Resizing-array implementation

Problem: How do we grow and shrink the array to avoid underflow and overflow?

Simple Approach

We could look at the first solution simply as:

• push() : Increases size of array s[] by 1.
• pop() : decreases size of array s[] by 1.

The issue with this solution is the operations can become too expensive we would need to copy all items to a new array and then inserting first N items can take time proportional to

$1+2+...+N \sim \frac{N^2}{2}$.

This would not be feasible for a large N as the algorithm is quadratic.

The challenge is to resize infrequently reducing operations and increasing the efficiency of our algorithms.

Growing our Array

Lets take the growth of our array as an example.

Repeated doubling

One method we could use is to create a new array twice the size, and copy items.

public ResizingArrayStackOfStrings(){
  s = new String[1];
}

public void push(String item){
  if (N == s.length) resize (2 * s.length);
  s[N++] = item;
}

private void resize(int capacity){
  String[] copy = new String[capacity];
  for (int i = 0; i < N; i++){
    copy[i] = s[i];
  }
  s = copy;
}

This method now makes inserting first N items take time proportional to N (Not $N^2$) . The reasoning behind this is we only create a new Array every time we double the length of our original array - However, we have already iterated enough operations to fill the array in the first place hence the doubling triggering after N operations have already been completed.
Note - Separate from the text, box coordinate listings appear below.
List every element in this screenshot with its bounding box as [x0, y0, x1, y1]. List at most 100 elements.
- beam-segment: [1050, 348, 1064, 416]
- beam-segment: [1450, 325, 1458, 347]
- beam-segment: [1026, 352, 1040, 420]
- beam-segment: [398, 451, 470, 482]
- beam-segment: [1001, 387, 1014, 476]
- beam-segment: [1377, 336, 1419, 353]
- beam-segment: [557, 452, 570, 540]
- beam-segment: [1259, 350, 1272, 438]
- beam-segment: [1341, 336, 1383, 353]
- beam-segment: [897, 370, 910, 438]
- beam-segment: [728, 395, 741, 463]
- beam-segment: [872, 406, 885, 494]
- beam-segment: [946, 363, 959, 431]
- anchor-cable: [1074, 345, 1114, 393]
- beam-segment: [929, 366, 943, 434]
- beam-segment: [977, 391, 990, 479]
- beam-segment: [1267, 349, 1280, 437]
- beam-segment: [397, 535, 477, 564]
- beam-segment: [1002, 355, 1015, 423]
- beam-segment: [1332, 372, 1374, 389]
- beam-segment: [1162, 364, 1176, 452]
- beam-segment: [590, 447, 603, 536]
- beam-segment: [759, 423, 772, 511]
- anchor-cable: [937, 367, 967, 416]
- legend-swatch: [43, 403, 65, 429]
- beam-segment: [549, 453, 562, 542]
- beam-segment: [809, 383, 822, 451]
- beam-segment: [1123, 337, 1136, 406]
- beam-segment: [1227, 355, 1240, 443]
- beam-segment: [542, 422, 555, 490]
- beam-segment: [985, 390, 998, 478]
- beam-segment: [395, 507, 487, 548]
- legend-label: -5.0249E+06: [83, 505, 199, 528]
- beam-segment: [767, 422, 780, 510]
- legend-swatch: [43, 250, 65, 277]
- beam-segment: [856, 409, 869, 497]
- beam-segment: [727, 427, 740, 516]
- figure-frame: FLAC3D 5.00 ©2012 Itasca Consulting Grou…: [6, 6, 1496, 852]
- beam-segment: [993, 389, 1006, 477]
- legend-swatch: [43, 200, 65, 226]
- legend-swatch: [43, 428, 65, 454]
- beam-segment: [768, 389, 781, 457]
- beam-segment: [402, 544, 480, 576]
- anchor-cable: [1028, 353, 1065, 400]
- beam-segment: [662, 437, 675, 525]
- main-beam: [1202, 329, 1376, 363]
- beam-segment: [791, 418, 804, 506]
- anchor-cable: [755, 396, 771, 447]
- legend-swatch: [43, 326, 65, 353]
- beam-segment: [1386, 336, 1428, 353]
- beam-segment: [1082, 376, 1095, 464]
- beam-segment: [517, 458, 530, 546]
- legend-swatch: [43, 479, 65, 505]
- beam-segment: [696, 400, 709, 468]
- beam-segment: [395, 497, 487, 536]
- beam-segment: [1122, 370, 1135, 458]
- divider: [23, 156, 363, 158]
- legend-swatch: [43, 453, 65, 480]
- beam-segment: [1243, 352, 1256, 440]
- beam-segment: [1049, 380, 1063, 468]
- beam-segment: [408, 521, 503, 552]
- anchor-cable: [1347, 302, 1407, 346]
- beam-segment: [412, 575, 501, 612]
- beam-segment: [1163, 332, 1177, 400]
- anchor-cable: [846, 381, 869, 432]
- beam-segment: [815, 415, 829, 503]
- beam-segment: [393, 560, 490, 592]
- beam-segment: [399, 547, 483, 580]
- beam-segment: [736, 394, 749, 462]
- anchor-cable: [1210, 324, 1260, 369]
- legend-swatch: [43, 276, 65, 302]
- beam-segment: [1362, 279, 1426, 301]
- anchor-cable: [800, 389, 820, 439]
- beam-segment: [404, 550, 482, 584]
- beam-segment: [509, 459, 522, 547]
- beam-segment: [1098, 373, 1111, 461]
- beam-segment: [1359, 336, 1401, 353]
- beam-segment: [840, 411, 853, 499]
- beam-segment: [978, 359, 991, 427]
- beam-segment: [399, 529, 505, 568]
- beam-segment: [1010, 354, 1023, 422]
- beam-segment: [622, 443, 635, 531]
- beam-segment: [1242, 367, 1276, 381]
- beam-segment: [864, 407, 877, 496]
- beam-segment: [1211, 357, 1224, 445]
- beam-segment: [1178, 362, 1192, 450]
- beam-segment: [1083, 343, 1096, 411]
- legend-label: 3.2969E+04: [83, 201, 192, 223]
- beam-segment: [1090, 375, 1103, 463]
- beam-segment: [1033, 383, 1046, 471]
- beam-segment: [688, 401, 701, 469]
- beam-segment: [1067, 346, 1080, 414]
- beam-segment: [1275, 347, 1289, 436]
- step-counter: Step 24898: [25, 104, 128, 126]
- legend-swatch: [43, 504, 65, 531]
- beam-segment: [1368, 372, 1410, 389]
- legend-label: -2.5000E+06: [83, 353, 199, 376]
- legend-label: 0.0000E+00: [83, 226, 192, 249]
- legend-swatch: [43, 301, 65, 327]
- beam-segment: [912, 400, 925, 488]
Essentially our algorithm is now achieves amortized constant time.

We represent the total cost for N operations in tilde notation, considering the array doubling operations, giving us ~3N.
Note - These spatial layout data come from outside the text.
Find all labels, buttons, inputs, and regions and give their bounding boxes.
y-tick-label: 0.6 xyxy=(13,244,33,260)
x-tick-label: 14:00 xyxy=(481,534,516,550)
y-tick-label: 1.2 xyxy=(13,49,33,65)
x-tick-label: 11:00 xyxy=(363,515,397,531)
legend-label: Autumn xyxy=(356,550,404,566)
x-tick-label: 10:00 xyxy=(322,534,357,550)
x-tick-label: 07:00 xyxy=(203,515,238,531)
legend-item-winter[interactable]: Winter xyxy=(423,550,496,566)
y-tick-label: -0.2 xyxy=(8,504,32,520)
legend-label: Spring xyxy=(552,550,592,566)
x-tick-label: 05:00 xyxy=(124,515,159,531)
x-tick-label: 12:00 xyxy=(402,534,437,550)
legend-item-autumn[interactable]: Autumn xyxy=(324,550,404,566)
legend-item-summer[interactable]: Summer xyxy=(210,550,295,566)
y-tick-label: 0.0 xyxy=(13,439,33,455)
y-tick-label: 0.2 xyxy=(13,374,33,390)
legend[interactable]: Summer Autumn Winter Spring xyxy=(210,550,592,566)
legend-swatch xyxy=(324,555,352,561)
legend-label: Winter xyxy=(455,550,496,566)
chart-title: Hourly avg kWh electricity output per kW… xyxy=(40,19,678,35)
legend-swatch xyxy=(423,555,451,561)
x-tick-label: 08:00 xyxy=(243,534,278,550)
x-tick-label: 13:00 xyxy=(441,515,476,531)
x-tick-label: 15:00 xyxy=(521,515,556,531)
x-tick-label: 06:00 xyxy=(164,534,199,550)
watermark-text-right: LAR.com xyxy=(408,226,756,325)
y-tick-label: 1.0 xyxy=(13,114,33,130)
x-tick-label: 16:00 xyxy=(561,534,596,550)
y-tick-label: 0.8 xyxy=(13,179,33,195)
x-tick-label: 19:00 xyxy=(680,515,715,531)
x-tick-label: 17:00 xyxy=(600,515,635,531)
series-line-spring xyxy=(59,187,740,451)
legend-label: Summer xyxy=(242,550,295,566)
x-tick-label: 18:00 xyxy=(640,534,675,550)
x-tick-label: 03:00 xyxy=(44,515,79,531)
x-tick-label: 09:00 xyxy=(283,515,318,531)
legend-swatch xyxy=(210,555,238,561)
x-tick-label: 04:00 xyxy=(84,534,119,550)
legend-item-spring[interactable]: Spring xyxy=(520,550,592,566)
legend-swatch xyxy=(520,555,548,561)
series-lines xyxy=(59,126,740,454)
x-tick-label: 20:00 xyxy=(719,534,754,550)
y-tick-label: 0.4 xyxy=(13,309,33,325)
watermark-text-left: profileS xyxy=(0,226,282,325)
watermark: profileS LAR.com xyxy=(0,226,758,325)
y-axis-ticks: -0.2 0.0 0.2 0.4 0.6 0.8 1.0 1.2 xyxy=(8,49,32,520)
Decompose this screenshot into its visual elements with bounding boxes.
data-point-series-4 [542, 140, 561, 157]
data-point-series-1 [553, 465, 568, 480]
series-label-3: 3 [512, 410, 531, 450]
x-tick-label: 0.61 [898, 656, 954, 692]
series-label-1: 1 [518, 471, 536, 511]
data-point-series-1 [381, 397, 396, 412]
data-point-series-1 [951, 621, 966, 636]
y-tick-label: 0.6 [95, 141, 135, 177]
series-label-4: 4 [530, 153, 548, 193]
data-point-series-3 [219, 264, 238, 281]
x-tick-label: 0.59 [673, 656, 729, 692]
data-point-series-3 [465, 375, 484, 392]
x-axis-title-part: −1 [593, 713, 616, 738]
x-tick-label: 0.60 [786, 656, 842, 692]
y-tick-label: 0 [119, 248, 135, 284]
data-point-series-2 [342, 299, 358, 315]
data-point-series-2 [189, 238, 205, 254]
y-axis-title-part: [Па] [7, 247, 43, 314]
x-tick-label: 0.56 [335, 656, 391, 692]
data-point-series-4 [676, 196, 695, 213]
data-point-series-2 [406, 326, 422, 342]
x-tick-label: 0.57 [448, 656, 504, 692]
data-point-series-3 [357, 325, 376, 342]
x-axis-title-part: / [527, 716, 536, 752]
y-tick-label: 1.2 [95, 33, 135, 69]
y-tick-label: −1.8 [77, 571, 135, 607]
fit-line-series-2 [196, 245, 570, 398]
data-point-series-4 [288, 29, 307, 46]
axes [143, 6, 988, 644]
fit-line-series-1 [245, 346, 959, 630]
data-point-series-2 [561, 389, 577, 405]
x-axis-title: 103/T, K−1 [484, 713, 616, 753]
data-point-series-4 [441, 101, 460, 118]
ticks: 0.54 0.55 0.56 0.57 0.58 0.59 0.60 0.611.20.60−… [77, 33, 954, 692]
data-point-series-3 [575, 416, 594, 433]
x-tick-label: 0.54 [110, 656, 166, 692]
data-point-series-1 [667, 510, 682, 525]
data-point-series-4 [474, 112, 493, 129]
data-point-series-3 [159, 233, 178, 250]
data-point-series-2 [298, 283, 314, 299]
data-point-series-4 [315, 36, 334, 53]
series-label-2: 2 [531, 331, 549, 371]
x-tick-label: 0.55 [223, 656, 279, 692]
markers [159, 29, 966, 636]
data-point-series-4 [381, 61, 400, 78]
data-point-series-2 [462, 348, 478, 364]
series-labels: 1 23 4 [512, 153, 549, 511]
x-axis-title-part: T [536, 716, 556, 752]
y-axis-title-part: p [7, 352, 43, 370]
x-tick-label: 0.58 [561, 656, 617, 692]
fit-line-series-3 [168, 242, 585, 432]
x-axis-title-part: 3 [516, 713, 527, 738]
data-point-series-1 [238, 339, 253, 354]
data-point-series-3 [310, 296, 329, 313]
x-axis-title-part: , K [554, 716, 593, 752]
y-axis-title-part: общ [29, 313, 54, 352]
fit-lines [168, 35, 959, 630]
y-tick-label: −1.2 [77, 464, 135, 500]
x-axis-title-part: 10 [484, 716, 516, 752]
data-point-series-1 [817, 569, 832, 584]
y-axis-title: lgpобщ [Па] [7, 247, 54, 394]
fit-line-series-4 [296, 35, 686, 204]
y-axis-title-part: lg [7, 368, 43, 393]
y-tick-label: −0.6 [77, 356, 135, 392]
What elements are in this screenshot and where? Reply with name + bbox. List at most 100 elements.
$N + (2+4+8+...+N) \sim 3N$. (this includes array accesses to double to size K)

Shrinking our Array

The first simple approach here would be to:

• push() : double size of array s[] when array is full.
• pop() : halve size of array s[] when array is one-half full.

Unfortunately this approach would be too expensive in it’s worst case due to a phenomenon called thrashing.*

Consider a client doing push-pop-push-pop operations sequentially when the number of elements in the array hovers around the one-half full threshold, this would cause thrashing where the array will consistently double and half creating new arrays on every operations.
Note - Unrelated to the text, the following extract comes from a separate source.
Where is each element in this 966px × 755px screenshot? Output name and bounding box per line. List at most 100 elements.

Since each doubling or halving operation requires copying all existing elements ( an $O(N)$) operation), these frequent resizes would lead to a total time complexity that is quadratic ($O(N^2)$) for a sequence of N such operations, this defeats the purpose of amortized constant time performance improvements.

Amortized Shrink Operations

An efficient approach is to amortize our shrink operations by moving our bounds that trigger a shrink to if the array is one quarter full. If the array is a quarter full we then resize it to half its original length repeating the operations only when the criterion of 1/4 full is met removing possible thrashing scenarios.

public String pop(){
  String item = s[--N];
  s[N] = null;
  if(N > 0 && N == s.length/4){
    resize(s.length/2);
  }
  return item;
}

Amortized Analysis

Amortizing operations will ensure:

• Client does not need to provide a maximum amount of memory for the stack
• Guaranteed that the amount of memory that we use is always a constant multiple of the number of items actually on the stack.

To analyse the results we would take the average running time per operation over a worst-case sequence of operations. At the point the stack doubles it takes time proportional to N the trade off is really fast pushes and pops.